We had a Windows 2008 Server Network Load balancing setup consisting of two Windows 2008 Servers wich had two NIC’s each. The Load Balancing was configured to use the one of the two Interfaces for dedicated Load balancing, the other interfaces were configured for normal network traffic as shown in the picture below.
The virtual cluster IP address responded if you send it a ping from another host on the same subnet that the cluster was installed on. However, if you were on another segment of the network it didn’t respond.
Originally we were send off track due to an issue with the vendor’s NIC Teaming solution that was enabled by default and had proved difficult to remove.
This however proved not be the cause of our problem with the NLB configuration not responding to off-subnet network locations.

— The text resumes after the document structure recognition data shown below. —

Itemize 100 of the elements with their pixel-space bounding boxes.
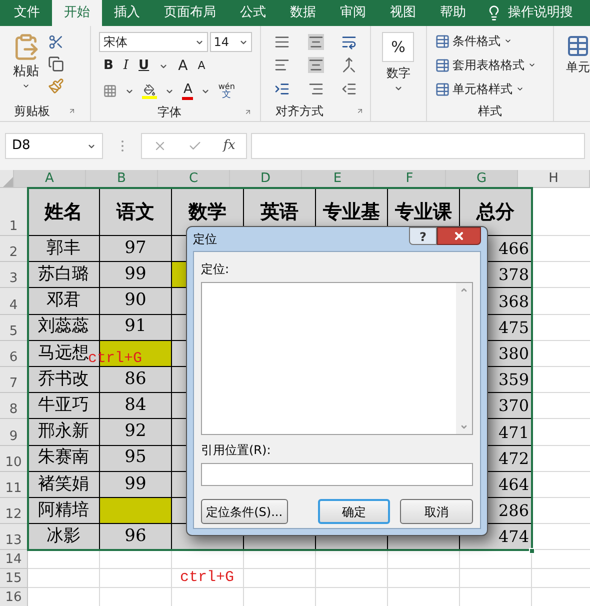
- fill-handle[interactable]: [529, 548, 535, 554]
- formula-input[interactable]: [251, 133, 585, 159]
- ribbon-tab[interactable]: 帮助: [428, 0, 478, 26]
- close-button[interactable]: [437, 227, 481, 245]
- help-button[interactable]: ?: [409, 227, 437, 245]
- row-header[interactable]: 15: [0, 569, 28, 588]
- column-header[interactable]: H: [518, 170, 590, 187]
- table-cell: [460, 569, 532, 588]
- table-cell: 99: [100, 262, 172, 288]
- paintbrush-icon[interactable]: [48, 78, 64, 94]
- indent-icon[interactable]: [274, 81, 290, 98]
- style-menu-button[interactable]: 套用表格格式: [434, 56, 545, 74]
- row-header[interactable]: 9: [0, 419, 28, 446]
- column-header[interactable]: A: [14, 170, 86, 187]
- number-label[interactable]: 数字: [386, 64, 410, 82]
- cells-button[interactable]: 单元: [566, 34, 590, 76]
- italic-button[interactable]: I: [123, 56, 129, 76]
- table-cell: 92: [100, 419, 172, 446]
- ribbon-tab[interactable]: 插入: [102, 0, 152, 26]
- table-cell: 朱赛南: [28, 446, 100, 472]
- row-header[interactable]: 10: [0, 446, 28, 472]
- row-header[interactable]: 7: [0, 366, 28, 394]
- middle-align-icon[interactable]: [308, 34, 324, 50]
- row-header[interactable]: 12: [0, 498, 28, 524]
- row-header[interactable]: 14: [0, 550, 28, 570]
- underline-button[interactable]: U: [138, 56, 150, 76]
- copy-icon[interactable]: [48, 56, 64, 72]
- row-header[interactable]: 8: [0, 393, 28, 420]
- row-header[interactable]: 3: [0, 262, 28, 288]
- reference-input[interactable]: [201, 463, 473, 486]
- table-cell: 姓名: [28, 188, 100, 236]
- right-align-icon[interactable]: [308, 81, 324, 98]
- scissors-icon[interactable]: [48, 34, 64, 50]
- shrink-font-button[interactable]: A: [198, 58, 206, 74]
- go-to-list[interactable]: [201, 282, 473, 435]
- column-header[interactable]: B: [86, 170, 158, 187]
- close-icon: [453, 230, 465, 242]
- column-header[interactable]: C: [158, 170, 230, 187]
- caret-icon: [516, 85, 524, 93]
- row-header[interactable]: 16: [0, 588, 28, 606]
- table-cell: [244, 569, 316, 588]
- dialog-launcher-icon[interactable]: [244, 108, 252, 116]
- column-header[interactable]: F: [374, 170, 446, 187]
- row-header[interactable]: 5: [0, 314, 28, 341]
- table-cell: [100, 550, 172, 570]
- phonetic-button[interactable]: wén 文: [218, 83, 235, 99]
- font-name-field[interactable]: 宋体: [99, 32, 208, 52]
- column-header[interactable]: D: [230, 170, 302, 187]
- table-cell: [388, 550, 460, 570]
- font-color-button[interactable]: A: [182, 82, 194, 100]
- style-menu-button[interactable]: 条件格式: [434, 32, 545, 50]
- wrap-text-icon[interactable]: [341, 34, 358, 50]
- row-header[interactable]: 2: [0, 236, 28, 262]
- insert-function-button[interactable]: fx: [223, 136, 236, 156]
- ribbon-tab[interactable]: 文件: [2, 0, 52, 26]
- group-label: 样式: [478, 103, 502, 120]
- left-align-icon[interactable]: [274, 57, 290, 74]
- row-header[interactable]: 11: [0, 472, 28, 498]
- ribbon-tab[interactable]: 开始: [52, 0, 102, 26]
- center-align-icon[interactable]: [308, 57, 324, 74]
- table-cell: [388, 569, 460, 588]
- bold-button[interactable]: B: [103, 56, 114, 76]
- merge-icon[interactable]: [341, 57, 358, 74]
- table-cell: 牛亚巧: [28, 393, 100, 420]
- number-format-button[interactable]: %: [382, 32, 414, 62]
- ribbon-tab[interactable]: 页面布局: [152, 0, 228, 26]
- grow-font-button[interactable]: A: [178, 56, 188, 76]
- tell-me-field[interactable]: 操作说明搜: [508, 0, 573, 26]
- table-cell: [244, 550, 316, 570]
- table-cell: 91: [100, 314, 172, 341]
- fill-color-icon[interactable]: [142, 84, 158, 98]
- table-cell: 冰影: [28, 524, 100, 550]
- column-header[interactable]: G: [446, 170, 518, 187]
- dialog-launcher-icon[interactable]: [68, 107, 76, 115]
- dialog-button[interactable]: 定位条件(S)...: [201, 499, 288, 524]
- row-header[interactable]: 6: [0, 340, 28, 367]
- table-cell: 96: [100, 524, 172, 550]
- ribbon-tab[interactable]: 公式: [228, 0, 278, 26]
- list-label: 定位:: [201, 261, 230, 278]
- name-box[interactable]: D8: [5, 133, 103, 159]
- row-header[interactable]: 1: [0, 188, 28, 236]
- row-header[interactable]: 4: [0, 288, 28, 315]
- row-header[interactable]: 13: [0, 524, 28, 550]
- table-cell: ctrl+G: [172, 569, 244, 588]
- table-cell: 乔书改: [28, 366, 100, 394]
- dialog-button[interactable]: 确定: [318, 499, 390, 524]
- dialog-button[interactable]: 取消: [400, 499, 473, 524]
- paste-button[interactable]: 粘贴: [12, 32, 40, 101]
- table-style-icon: [434, 34, 450, 48]
- column-header[interactable]: E: [302, 170, 374, 187]
- caret-icon: [528, 61, 536, 69]
- ribbon-tab[interactable]: 审阅: [328, 0, 378, 26]
- ribbon-tab[interactable]: 数据: [278, 0, 328, 26]
- dialog-launcher-icon[interactable]: [356, 107, 364, 115]
- table-cell: 刘蕊蕊: [28, 314, 100, 341]
- top-align-icon[interactable]: [274, 34, 290, 50]
- style-menu-button[interactable]: 单元格样式: [434, 80, 545, 98]
- ribbon-tab[interactable]: 视图: [378, 0, 428, 26]
- font-size-field[interactable]: 14: [210, 32, 252, 52]
- border-icon[interactable]: [103, 84, 118, 98]
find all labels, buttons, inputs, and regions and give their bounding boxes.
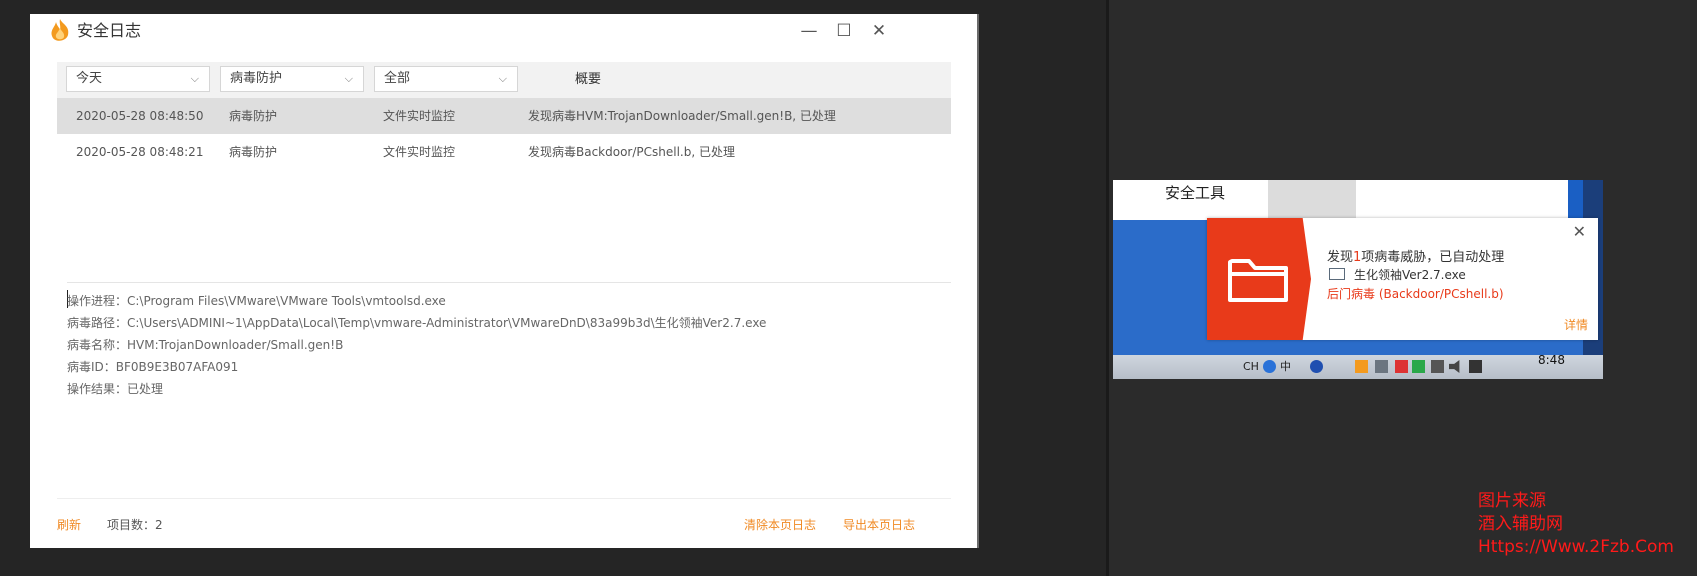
window-border (977, 14, 979, 548)
type-filter-select[interactable]: 全部 ⌵ (374, 66, 518, 92)
row-source: 文件实时监控 (383, 109, 456, 123)
row-summary: 发现病毒HVM:TrojanDownloader/Small.gen!B, 已处… (528, 109, 836, 123)
tab-security-tools[interactable]: 安全工具 (1113, 180, 1268, 220)
category-filter-select[interactable]: 病毒防护 ⌵ (220, 66, 364, 92)
chevron-down-icon: ⌵ (190, 72, 199, 85)
threat-name: 后门病毒 (Backdoor/PCshell.b) (1327, 287, 1504, 301)
footer-divider (57, 498, 951, 499)
chevron-down-icon: ⌵ (344, 72, 353, 85)
title-bar[interactable]: 安全日志 — ☐ ✕ (30, 14, 978, 50)
date-filter-select[interactable]: 今天 ⌵ (66, 66, 210, 92)
type-filter-value: 全部 (384, 71, 411, 86)
watermark-line: 图片来源 (1478, 491, 1546, 511)
tab-inactive[interactable] (1268, 180, 1356, 220)
security-tray-icon[interactable] (1355, 360, 1368, 373)
row-time: 2020-05-28 08:48:50 (76, 109, 204, 123)
watermark-line: Https://Www.2Fzb.Com (1478, 537, 1674, 557)
ime-indicator[interactable]: 中 (1280, 359, 1291, 375)
refresh-link[interactable]: 刷新 (57, 516, 81, 534)
flame-shield-icon (51, 19, 69, 41)
minimize-button[interactable]: — (796, 18, 822, 44)
row-category: 病毒防护 (229, 109, 278, 123)
date-filter-value: 今天 (76, 71, 103, 86)
details-link[interactable]: 详情 (1564, 316, 1588, 333)
table-row[interactable]: 2020-05-28 08:48:50 病毒防护 文件实时监控 发现病毒HVM:… (57, 98, 951, 134)
category-filter-value: 病毒防护 (230, 71, 283, 86)
item-count: 项目数：2 (107, 518, 163, 532)
display-icon[interactable] (1469, 360, 1482, 373)
window-title: 安全日志 (77, 21, 142, 40)
chevron-down-icon: ⌵ (498, 72, 507, 85)
close-button[interactable]: ✕ (866, 18, 892, 44)
security-log-window: 安全日志 — ☐ ✕ 今天 ⌵ 病毒防护 ⌵ 全部 ⌵ 概要 2020-05-2… (30, 14, 978, 548)
alert-suffix: 项病毒威胁，已自动处理 (1361, 250, 1505, 265)
close-icon[interactable]: ✕ (1573, 222, 1586, 241)
table-row[interactable]: 2020-05-28 08:48:21 病毒防护 文件实时监控 发现病毒Back… (57, 134, 951, 170)
language-indicator[interactable]: CH (1243, 359, 1259, 375)
volume-icon[interactable] (1449, 360, 1460, 373)
cloud-icon[interactable] (1431, 360, 1444, 373)
clear-log-link[interactable]: 清除本页日志 (744, 516, 816, 534)
network-icon[interactable] (1412, 360, 1425, 373)
row-summary: 发现病毒Backdoor/PCshell.b, 已处理 (528, 145, 735, 159)
export-log-link[interactable]: 导出本页日志 (843, 516, 915, 534)
taskbar: CH 中 8:48 (1113, 353, 1603, 379)
search-icon[interactable] (1263, 360, 1276, 373)
watermark-line: 酒入辅助网 (1478, 514, 1563, 534)
divider (67, 282, 951, 283)
exe-file-icon (1329, 268, 1345, 280)
virus-alert-toast[interactable]: ✕ 发现1项病毒威胁，已自动处理 生化领袖Ver2.7.exe 后门病毒 (Ba… (1207, 218, 1598, 340)
watermark: 图片来源 酒入辅助网 Https://Www.2Fzb.Com (1478, 490, 1674, 559)
notification-snapshot: 安全工具 ✕ 发现1项病毒威胁，已自动处理 生化领袖Ver2.7.exe 后门病… (1113, 180, 1603, 379)
alert-headline: 发现1项病毒威胁，已自动处理 (1327, 246, 1504, 265)
infected-file-name: 生化领袖Ver2.7.exe (1354, 268, 1466, 282)
app-tray-icon[interactable] (1395, 360, 1408, 373)
background-window: 安全工具 (1113, 180, 1603, 220)
row-time: 2020-05-28 08:48:21 (76, 145, 204, 159)
detail-virus-path: 病毒路径：C:\Users\ADMINI~1\AppData\Local\Tem… (67, 316, 767, 330)
tab-label: 安全工具 (1165, 184, 1226, 202)
summary-column-header: 概要 (575, 72, 602, 87)
detail-virus-name: 病毒名称：HVM:TrojanDownloader/Small.gen!B (67, 338, 344, 352)
keyboard-icon[interactable] (1375, 360, 1388, 373)
detail-virus-id: 病毒ID：BF0B9E3B07AFA091 (67, 360, 239, 374)
folder-icon (1228, 259, 1288, 302)
row-source: 文件实时监控 (383, 145, 456, 159)
filter-bar: 今天 ⌵ 病毒防护 ⌵ 全部 ⌵ 概要 (57, 62, 951, 98)
clock[interactable]: 8:48 (1538, 353, 1565, 367)
detail-process: 操作进程：C:\Program Files\VMware\VMware Tool… (67, 294, 446, 308)
alert-prefix: 发现 (1327, 250, 1354, 265)
row-category: 病毒防护 (229, 145, 278, 159)
detail-result: 操作结果：已处理 (67, 382, 164, 396)
maximize-button[interactable]: ☐ (831, 18, 857, 44)
help-icon[interactable] (1310, 360, 1323, 373)
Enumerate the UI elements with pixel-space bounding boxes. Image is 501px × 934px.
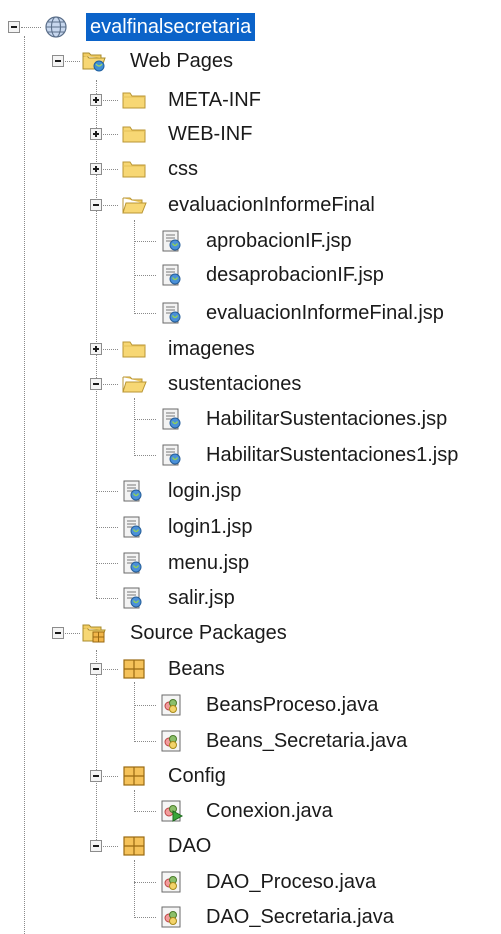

What did prove to be the case is that in Windows 2008 Server NLB by default IP Forwarding is not enabled. This is the feature of Windows networking that, in the context of NLB, allows responses to requests sent to one NIC to be routed out the other. It can be enabled by using a netsh.exe command.
“netsh interface ipv4 set int “[name of the NIC]” forwarding=enabled”
The command will respond with an “Ok.” and no reboot is required for the configuration to apply. This command has to be run on both machines and only for the interface configured for normal network traffic.
In this case the NLB became active immediately after running the commands on both machines. This little command is something that is good to remember when installing Windows Server 2008 NLB solutions and I for one will add it to my checklist.